Daher muß „für alle, die in den karitativen Organisationen der Kirche tätig sind,
kennzeichnend sein, daß sie nicht bloß auf gekonnte Weise das jetzt Anstehende tun,
sondern sich dem anderen mit dem Herzen zuwenden … Dieses Herz sieht, wo Liebe not
tut und handelt danach.“ Ja, „ich muß ein Liebender werden, einer, dessen Herz der
Erschütterung durch die Not des anderen offen steht. Dann finde ich meinen Nächsten,
oder besser: dann werde ich von ihm gefunden.“
Schließlich erinnert uns das
Gebot der Gottes- und Nächstenliebe (Mt 22, 37-40; Lk 10, 27) daran,
daß wir Christen Gott selbst über den Weg der Nächstenliebe die Ehre erweisen. „Was
ihr einem meiner geringsten Brüder getan habt, das habt ihr mir getan!“ (Mt
25, 40). Wenn im konkreten Menschen, dem wir begegnen, Jesus gegenwärtig ist, dann
kann ehrenamtliches Tätigsein zur Gotteserfahrung werden. Die Anteilnahme an den Situationen
und Nöten der Menschen führt zu einem „neuen“ Miteinander und wirkt sinnstiftend.
So kann das Ehrenamt helfen, Menschen aus der Vereinsamung herauszuholen und in Gemeinschaften
hineinzuführen. Am Schluß möchte ich an die Kraft und Bedeutung des
Gebets für die in der karitativen Arbeit Tätigen erinnern. Das Gebet zu Gott ist Ausweg
aus Ideologie oder Resignation angesichts der Erfahrung der Endlosigkeit der Not.
„Christen glauben trotz aller Unbegreiflichkeiten und Wirrnisse ihrer Umwelt weiterhin
an die »Güte und Menschenliebe Gottes« (Tit 3, 4). Obwohl sie wie alle anderen
Menschen eingetaucht sind in die dramatische Komplexität der Ereignisse der Geschichte,
bleiben sie gefestigt in der Hoffnung, daß Gott ein Vater ist und uns liebt, auch
wenn uns sein Schweigen unverständlich bleibt.“
Liebe freiwillige und ehrenamtliche
Mitarbeiterinnen und Mitarbeiter der Hilfsdienste in Österreich, meine sehr geehrten
Damen und Herren! Wer in Beruf und Familie nicht nur seine Pflicht erfüllt – und dies
gut zu tun erfordert schon viel Kraft und große Liebe –, wer sich darüber hinaus freiwillig
für andere engagiert und seine kostbare freie Zeit in den Dienst des Menschen und
seiner Würde stellt, dessen Herz weitet sich. Die Freiwilligen fassen den Begriff
des Nächsten nicht eng; sie erkennen auch im „Fernstehenden“ den Nächsten, der von
Gott bejaht ist und den Christi Erlösungswerk durch unsere Mithilfe erreichen muß.
Der andere, der Nächste im Sinn des Evangeliums Christi wird für uns gleichsam zum
Vorrangpartner gegenüber den Pressionen und Sachzwängen der Welt, in der wir leben.
Wer den „Vorrang des Nächsten“ beachtet, lebt und handelt evangeliumsgemäß und nimmt
auch Teil an der Sendung der Kirche, die immer den ganzen Menschen im Blick hat und
ihm die Liebe Gottes fühlbar machen möchte.

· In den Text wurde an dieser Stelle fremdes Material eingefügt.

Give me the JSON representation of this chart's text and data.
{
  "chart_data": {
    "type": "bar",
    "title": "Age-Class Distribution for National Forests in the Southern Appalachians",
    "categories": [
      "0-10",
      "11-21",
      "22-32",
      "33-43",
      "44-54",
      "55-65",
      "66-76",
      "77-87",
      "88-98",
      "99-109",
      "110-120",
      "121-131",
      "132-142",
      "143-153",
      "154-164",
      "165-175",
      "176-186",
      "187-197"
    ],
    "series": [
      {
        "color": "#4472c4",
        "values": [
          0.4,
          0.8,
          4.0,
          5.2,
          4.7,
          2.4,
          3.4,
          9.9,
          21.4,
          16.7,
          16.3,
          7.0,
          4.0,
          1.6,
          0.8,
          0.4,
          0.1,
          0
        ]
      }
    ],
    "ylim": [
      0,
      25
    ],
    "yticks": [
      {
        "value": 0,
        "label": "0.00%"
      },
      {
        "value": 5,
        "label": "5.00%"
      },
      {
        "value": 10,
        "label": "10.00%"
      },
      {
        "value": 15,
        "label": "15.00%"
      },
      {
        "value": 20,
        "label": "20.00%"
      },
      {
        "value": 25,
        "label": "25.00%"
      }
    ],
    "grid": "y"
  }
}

Die Kirche unterstützt diesen Ihren wichtigenDienst voll und ganz. Ich bin überzeugt, daß von Österreichs Freiwilligen auch
weiterhin viel Segen ausgeht und begleite Sie alle mit meinem Gebet. Euch allen erbitte
ich die Freude an Gott, die unsere Kraft ist (vgl. Neh 8, 10). Der gütige Gott
sei Euch stets nahe und führe Euch allezeit durch den Beistand Seiner Gnade.
Fußnoten: 1
Opus Oxoniense III d.32 q.1 n.6. 2 Benedikt XVI., Deus caritas est,
31c. 3 Deus caritas est, 35. 4 Adversus haereses IV,20,7. 5
Nikolaus von Kues, De visione Die / Die Gottesschau, in: Philosophisch-Theologische
Schriften, hg. und eingef. von Leo Gabriel, übersetzt von Dietlind und Wilhelm Dupré,
Wien 1967, Bd. III, 105-111. 6 Benedikt XVI., Deus Caritas est, 31a ; 31b. 7
Joseph Ratzinger / Benedikt XVI., Jesus von Nazareth. Erster Teil: Von der Taufe
im Jordan bis zur Verklärung, Freiburg i. Br., 2007, 237.8 Benedikt XVI.